May 22, 2001 11:20 AM

Offshore bookmaker Jay Cohen had a date with justice Monday.

A three-judge panel of the 2nd U.S. Circuit Court of Appeals heard oral arguments yesterday in Cohen’s appeal of his conviction on eight counts of violating and conspiring to violate the 1961 Wire Act. The act forbids the transmission of sports bets over interstate phone lines or any wire communications apparatus.

Cohen, who founded a highly successful sports book in Antigua, and whose subsequent travails were highlighted on 60 Minutes, is the first American engaged in Internet betting to be sentenced to prison under the Wire Act.

At stake now, as the judges weigh the arguments they heard yesterday, is his freedom, and very possibly the future of Internet betting in the United States.

Nevada gaming regulators, who will be busy in the months ahead trying to frame a set of workable rules and safeguards for the first legal online casinos in the United States, are watching closely to see how Cohen fares.
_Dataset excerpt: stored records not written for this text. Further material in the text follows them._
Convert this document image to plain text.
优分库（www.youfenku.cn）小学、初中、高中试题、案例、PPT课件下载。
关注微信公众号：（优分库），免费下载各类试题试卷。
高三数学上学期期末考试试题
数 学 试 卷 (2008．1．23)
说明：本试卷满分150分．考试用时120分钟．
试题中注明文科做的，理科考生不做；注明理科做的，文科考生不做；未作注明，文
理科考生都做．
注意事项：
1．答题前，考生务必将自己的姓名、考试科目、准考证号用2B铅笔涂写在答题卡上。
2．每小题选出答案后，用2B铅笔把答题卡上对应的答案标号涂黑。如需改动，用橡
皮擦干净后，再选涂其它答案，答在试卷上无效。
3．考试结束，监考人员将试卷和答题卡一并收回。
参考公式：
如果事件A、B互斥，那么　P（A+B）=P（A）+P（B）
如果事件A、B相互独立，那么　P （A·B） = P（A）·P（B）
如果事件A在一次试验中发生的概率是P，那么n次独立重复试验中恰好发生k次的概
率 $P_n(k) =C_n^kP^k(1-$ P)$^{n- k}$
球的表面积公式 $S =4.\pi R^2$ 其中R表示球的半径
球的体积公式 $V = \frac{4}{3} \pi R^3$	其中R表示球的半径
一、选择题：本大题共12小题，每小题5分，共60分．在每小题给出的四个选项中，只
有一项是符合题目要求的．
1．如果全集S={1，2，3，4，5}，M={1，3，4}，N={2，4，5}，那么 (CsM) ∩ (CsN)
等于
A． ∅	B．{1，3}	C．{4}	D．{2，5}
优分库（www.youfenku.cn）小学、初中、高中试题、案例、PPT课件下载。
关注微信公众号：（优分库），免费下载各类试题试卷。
So are U.S. Senator John Kyl and Congressmen Bob Goodlatte and James Leach, who want to banish Internet gambling from U.S. shores completely.

Cohen, as you’d expected, maintains his innocence, just as he did when he left the safety of the Caribbean and surrendered to the FBI two years ago.

"I feel great," he said in a phone interview yesterday, hours after leaving the federal courthouse in Lower Manhattan. "I think it went well. The judges have a lot to think about."

Cohen doesn’t deny servicing American bettors by phone and online. But he argues the bets were really booked in Antigua, where online gambling is legal, from accounts the bettors established beforehand. His argument cuts straight to the thorny jurisdictional issues surrounding Internet gambling. If the judges of the 2nd U.S. Circuit take it up, they could render the definitive word on whether the Wire Act applies to online betting.

In 1999, the Justice Department obtained indictments against 21 U.S. citizens involved in operating sports books from the supposedly safe haven of the Caribbean. Cohen, the founder of a book called World Sports Exchange, was the only one to insist on a jury trial. He was convicted in U.S. District Court in New York and sentenced last August to 21 months in prison. He is free on $100,000 bail pending the outcome of his appeal.

His three partners are among seven defendants still at large in the case. They’re still taking bets from Antigua, handling close to $5 million in wagers a year, according to Justice Department estimates.

"I believed I did nothing wrong, and I wanted to clear my name," he says, explaining why he surrendered to the FBI. "I still believe I did nothing wrong. And neither has anyone else who is engaged in this business."

The 33-year-old San Francisco resident is an unlikely test case for Internet gambling. He’s a former options trader who also holds a degree in nuclear engineering. He says he never intended to become the center of controversy. "No one wants to put their freedom on the line like that," he insists.

"This case is very significant," says attorney Anthony Cabot, an expert on Internet gaming with the Nevada law firm of Lionel Sawyer and Collins. "What Cohen is trying to argue is the United States doesn’t have jurisdiction."

Cabot believes, along with many experts, that the Wire Act applies only to sports books, not online casinos. Nevada’s casinos will be looking in the next couple of years to grab a chunk of the lucrative online pie. But if Cohen loses on the jurisdiction issue, they will have to step very carefully.

On the other hand, "If the case is reversed, it means there’s no applicable U.S. law on offshore gaming. That’s a tremendous impetus to Kyl and Goodlatte to reintroduce a bill in Congress to ban it," says Joseph Kelly, a law professor at the State University of New York who helped write Antigua’s gaming regulations.

Currently, there is no law in the United States that says you can’t place a bet online. Regardless of whether Cohen ends up in federal prison or walks away a free man, the irony is inescapable.

"The offshore operators don’t care," says Kelly. "They’re making a fortune. They just can’t return to the United States."